El módulo hospitalario de Talara costó aproximadamente S/ 10 millones, contrato cuestionado en medios de comunicación. La Refinería de Pucallpa está cerrada, gastando más de S/100 millones anualmente en transporte para llevar combustible a esa región. Las Plantas de Ventas y Terminales del Sur han sido entregadas a terceros. ¿Cuál es la justificación? La gerencia de Gestión Social entre el 2019 y 2020 manejó un presupuesto de S/ 32 millones para el relacionamiento con las comunidades nativas y S/2’700,000 en asesorías, sin embargo los conflictos sociales no disminuyen.

Petroperú informa sobre la venta del edificio institucional ubicado en San Isidro, algunas plantas complementarias de la nueva refinería de Talara, el club de Petroperú, que pertenece a los trabajadores por más de 40 años, las casas de los Órganos y Punta Sal, es decir todos los activos.
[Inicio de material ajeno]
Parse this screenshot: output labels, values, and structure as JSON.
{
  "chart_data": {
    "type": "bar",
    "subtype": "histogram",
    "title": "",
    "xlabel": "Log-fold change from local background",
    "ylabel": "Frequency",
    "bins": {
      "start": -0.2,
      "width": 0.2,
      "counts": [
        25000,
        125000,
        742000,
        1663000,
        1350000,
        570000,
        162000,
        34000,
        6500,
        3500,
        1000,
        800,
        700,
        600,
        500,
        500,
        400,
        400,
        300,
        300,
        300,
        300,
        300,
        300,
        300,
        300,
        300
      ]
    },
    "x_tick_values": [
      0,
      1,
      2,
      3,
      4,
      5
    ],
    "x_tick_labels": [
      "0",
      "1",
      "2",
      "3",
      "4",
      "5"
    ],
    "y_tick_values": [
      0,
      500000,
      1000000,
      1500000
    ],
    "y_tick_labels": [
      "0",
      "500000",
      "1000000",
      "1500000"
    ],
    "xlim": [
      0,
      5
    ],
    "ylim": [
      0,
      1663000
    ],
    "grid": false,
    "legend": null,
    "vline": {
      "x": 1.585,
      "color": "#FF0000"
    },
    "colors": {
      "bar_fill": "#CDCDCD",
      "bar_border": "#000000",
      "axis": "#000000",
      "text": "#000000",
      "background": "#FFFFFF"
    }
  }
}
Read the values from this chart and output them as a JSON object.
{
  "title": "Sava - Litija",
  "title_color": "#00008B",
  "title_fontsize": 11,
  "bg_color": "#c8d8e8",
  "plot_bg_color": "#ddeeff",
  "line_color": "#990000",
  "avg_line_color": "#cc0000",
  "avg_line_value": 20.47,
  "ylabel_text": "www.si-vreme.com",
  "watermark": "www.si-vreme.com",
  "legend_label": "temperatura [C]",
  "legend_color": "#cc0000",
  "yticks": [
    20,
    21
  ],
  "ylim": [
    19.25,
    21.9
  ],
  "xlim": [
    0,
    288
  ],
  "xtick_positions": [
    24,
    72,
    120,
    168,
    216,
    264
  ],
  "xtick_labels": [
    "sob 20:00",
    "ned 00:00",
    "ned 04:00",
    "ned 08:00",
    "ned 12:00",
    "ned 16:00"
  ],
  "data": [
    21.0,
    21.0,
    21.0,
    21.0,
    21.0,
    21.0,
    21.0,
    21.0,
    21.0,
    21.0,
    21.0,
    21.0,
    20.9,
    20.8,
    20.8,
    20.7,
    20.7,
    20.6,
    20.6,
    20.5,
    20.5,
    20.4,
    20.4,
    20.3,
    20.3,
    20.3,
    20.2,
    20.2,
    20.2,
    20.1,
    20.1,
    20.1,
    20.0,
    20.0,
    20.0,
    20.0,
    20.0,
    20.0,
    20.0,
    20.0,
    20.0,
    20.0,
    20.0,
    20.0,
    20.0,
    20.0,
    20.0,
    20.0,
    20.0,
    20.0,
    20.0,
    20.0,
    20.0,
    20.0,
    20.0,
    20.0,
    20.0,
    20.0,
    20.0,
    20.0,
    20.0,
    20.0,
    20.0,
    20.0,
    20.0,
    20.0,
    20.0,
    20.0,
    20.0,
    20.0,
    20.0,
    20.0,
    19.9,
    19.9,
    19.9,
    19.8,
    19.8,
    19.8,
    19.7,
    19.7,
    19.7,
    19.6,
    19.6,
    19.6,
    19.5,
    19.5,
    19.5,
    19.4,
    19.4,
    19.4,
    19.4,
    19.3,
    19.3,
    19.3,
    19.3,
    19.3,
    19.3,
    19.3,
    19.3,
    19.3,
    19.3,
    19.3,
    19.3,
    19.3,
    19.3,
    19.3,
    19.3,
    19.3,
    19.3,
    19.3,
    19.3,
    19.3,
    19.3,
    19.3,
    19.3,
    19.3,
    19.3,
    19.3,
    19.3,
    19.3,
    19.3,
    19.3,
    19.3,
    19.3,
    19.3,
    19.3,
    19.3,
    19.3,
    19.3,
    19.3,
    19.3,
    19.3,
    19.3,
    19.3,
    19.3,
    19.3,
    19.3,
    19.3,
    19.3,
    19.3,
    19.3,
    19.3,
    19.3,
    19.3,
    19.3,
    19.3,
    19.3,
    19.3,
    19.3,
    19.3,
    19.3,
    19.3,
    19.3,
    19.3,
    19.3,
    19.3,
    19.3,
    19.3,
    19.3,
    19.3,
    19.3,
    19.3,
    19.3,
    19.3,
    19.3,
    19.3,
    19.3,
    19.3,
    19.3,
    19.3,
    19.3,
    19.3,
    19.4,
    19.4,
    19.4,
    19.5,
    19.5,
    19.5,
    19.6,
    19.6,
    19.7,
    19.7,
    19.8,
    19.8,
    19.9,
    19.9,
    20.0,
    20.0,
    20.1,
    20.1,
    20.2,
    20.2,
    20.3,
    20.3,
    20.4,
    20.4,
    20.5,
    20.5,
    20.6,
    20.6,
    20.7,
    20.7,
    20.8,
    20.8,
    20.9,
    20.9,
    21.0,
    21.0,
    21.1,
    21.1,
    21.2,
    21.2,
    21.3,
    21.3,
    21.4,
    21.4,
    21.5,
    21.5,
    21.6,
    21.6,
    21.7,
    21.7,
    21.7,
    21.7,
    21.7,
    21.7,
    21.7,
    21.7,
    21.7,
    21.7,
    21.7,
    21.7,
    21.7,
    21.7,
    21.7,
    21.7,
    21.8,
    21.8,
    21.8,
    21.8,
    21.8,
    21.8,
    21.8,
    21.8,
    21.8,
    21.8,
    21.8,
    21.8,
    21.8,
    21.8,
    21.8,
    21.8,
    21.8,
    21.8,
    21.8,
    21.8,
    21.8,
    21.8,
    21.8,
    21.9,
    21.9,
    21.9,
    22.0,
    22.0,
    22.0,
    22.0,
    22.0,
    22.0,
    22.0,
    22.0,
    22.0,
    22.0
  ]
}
Esa administración ha puesto en riesgo el patrimonio de la petrolera estatal.

Existe malestar generalizado en todo el personal de Petroperú que manifiesta su rechazo al ver cómo las normas de transparencia, equidad, legalidad e igualdad son dejadas por intereses personales y quien se atreve a protestar es inmediatamente despedido. Presidente Sagasti, más atención con lo que sucede en la empresa petrolera de los peruanos.